Minimal IT - Process maturity and value

28 July 2009

Process maturity and value

Process maturity models must be supported by a simple view of how value is delivered.

The Capability Maturity Model (CMM) is the best-known process maturity model. It was initially developed to evaluate software providers for US government contracts.

The CMM defines five levels of maturity:

Level 1 - initial - no defined processes
Level 2 - repeatable - the organisation generally produces repeatable results
Level 3 - defined - the organisation has defined standard processes
Level 4 - managed - the organisation uses metrics to manage processes
Level 5 - optimized - the organisation optimises and improves processes

In theory, organisations working at higher maturity levels are more efficient and have fewer risks.

CMM was initially targeted at software development. Now there are maturity models for nearly every specialism in IT, such as project management, people management, service delivery, information security, enterprise architecture, and so forth.

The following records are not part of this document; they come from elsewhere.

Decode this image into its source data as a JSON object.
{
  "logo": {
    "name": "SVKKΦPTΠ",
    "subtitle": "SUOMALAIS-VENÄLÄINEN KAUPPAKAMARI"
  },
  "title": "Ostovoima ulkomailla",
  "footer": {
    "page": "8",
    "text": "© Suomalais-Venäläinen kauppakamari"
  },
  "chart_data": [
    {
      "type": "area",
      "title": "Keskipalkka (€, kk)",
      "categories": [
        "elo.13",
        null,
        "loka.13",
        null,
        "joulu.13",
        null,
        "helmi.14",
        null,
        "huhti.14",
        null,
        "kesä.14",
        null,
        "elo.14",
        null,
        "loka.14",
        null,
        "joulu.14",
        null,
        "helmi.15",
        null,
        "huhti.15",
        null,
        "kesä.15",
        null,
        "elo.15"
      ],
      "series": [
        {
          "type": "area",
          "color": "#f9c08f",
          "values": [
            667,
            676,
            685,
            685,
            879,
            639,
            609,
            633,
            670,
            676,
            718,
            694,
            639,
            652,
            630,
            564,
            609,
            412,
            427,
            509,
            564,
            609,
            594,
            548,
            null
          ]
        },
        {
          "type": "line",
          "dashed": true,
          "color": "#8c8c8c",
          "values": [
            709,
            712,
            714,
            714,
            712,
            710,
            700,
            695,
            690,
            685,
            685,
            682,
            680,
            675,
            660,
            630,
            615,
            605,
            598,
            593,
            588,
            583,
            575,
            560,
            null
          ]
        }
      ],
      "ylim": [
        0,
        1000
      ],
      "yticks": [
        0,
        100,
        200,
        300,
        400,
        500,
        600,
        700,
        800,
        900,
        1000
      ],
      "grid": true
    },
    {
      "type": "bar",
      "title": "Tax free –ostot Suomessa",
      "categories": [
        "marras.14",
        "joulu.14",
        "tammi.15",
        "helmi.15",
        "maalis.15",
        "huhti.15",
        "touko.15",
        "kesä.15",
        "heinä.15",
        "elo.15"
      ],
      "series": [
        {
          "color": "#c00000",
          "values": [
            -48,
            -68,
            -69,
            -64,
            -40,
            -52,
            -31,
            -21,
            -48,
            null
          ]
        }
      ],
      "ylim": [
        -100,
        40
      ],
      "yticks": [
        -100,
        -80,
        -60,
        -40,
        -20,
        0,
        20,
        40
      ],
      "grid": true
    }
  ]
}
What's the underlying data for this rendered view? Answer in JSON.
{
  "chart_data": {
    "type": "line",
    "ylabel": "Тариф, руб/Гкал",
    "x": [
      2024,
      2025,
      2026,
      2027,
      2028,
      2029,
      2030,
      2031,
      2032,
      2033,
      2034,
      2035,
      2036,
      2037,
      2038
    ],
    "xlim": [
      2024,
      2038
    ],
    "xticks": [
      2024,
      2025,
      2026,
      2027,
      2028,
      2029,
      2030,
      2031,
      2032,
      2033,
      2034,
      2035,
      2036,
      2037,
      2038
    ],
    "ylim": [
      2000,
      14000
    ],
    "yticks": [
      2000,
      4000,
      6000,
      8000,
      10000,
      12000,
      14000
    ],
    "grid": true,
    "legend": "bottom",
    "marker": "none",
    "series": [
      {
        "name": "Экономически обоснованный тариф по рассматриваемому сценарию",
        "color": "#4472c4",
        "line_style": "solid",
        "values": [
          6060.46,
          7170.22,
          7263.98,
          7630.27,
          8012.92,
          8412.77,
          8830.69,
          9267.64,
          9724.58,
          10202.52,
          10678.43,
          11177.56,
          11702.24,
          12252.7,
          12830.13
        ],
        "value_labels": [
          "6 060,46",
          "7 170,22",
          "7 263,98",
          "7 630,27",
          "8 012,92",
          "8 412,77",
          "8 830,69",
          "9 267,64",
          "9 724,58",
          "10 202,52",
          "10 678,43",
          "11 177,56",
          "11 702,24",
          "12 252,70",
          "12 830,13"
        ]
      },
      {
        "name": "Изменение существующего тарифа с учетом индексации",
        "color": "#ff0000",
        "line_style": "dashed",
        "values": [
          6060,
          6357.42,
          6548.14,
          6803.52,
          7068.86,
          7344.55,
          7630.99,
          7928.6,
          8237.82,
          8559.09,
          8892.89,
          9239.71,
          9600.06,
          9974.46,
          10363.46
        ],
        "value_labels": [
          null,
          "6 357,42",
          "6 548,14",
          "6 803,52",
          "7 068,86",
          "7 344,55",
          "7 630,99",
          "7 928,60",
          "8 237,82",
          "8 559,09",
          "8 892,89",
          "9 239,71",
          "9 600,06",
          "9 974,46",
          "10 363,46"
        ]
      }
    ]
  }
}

Process maturity models are useful for activities that have clear objectives and which are repeatable, such as programming to specification, or day-to-day service delivery. However, process maturity models have many limitations:

Process maturity models focus on how things should be done, not what should be done. The focus on how, not what, is less useful when objectives are not clear.
Process maturity models use institutionalised knowledge. Many situations need innovation and personal experience, not just institutionalised knowledge.
Defined processes can lead to inappropriate solutions. For example, organisations with defined processes for software development tend to see software development and the solution to every problem.
Defined processes underplay the softer side of management. Success depends more on getting close to the business customer than it does on efficiently churning out code.

Processes try to deal with these limitations. There are processes for gathering requirements, designing solutions, and communicating with stakeholders. But the very fact that these are presented within a process framework makes them subservient to the framework, as if they were just part of the bureaucracy involved in getting on with the real work of programming, or whatever.

I am not against process maturity models, but they are just a tool for delivering value. If you can not see the connection between your processes and value delivery, you can not deliver value.

One way of making the connection is to start with a simple, generic view of how value is delivered. Something like:

Describe simply what are you trying to achieve.
Understanding what you really must do to achieve this. This is not "list all the tasks that you can think of putting on a project plan", but is about the mechanisms that must engage to deliver value.
Break down the required work into manageable chunks.
Execute the work as proficiently and efficiently as possible.

If you can see how your processes achieve this, albeit in a better defined and more formal way, then there is a good chance your processes will deliver value.

But if your processes are obsessed with formalities and obscure the underlying value mechanism, then the processes, however well-defined and mature they may be, can not deliver value.